Lors d’une cérémonie organisée à Secunda, dans la province du Mpumalanga, le président sud-africain Cyril Ramaphosa a qualifié l’introduction du Lénacapavir de « tournant historique » dans la stratégie nationale de lutte contre le VIH/Sida.
« Nous sommes désormais passés du déni au traitement, puis à l’élimination », a déclaré le chef de l’État, soulignant l’ambition du pays de réduire drastiquement les nouvelles contaminations.
Un pays toujours en première ligne face au VIH
Avec plus de huit millions de personnes vivant avec le VIH, l’Afrique du Sud demeure le pays le plus affecté au monde par le virus.
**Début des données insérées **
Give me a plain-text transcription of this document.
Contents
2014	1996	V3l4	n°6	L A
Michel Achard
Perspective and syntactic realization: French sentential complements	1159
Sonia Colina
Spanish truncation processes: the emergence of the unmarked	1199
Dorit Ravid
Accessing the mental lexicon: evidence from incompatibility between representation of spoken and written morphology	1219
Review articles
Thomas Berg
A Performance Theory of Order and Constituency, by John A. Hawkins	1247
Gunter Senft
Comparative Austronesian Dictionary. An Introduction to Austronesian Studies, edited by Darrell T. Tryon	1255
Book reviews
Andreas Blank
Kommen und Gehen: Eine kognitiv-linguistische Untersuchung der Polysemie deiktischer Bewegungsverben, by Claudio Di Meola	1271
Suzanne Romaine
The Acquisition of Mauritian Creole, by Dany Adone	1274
Chaque année, entre 140 000 et 170 000 nouvelles infections y sont enregistrées.
Les autorités sanitaires espèrent que le Lénacapavir contribuera à inverser cette tendance grâce à son mode d’administration simplifié. Contrairement aux traitements préventifs oraux qui nécessitent une prise quotidienne, cette injection semestrielle pourrait améliorer l’adhésion des patients et réduire les abandons de traitement.
Près de 38 000 doses déjà distribuées
Un premier lot de 37 920 doses est actuellement distribué dans 360 établissements de santé répartis dans six provinces fortement touchées par le VIH.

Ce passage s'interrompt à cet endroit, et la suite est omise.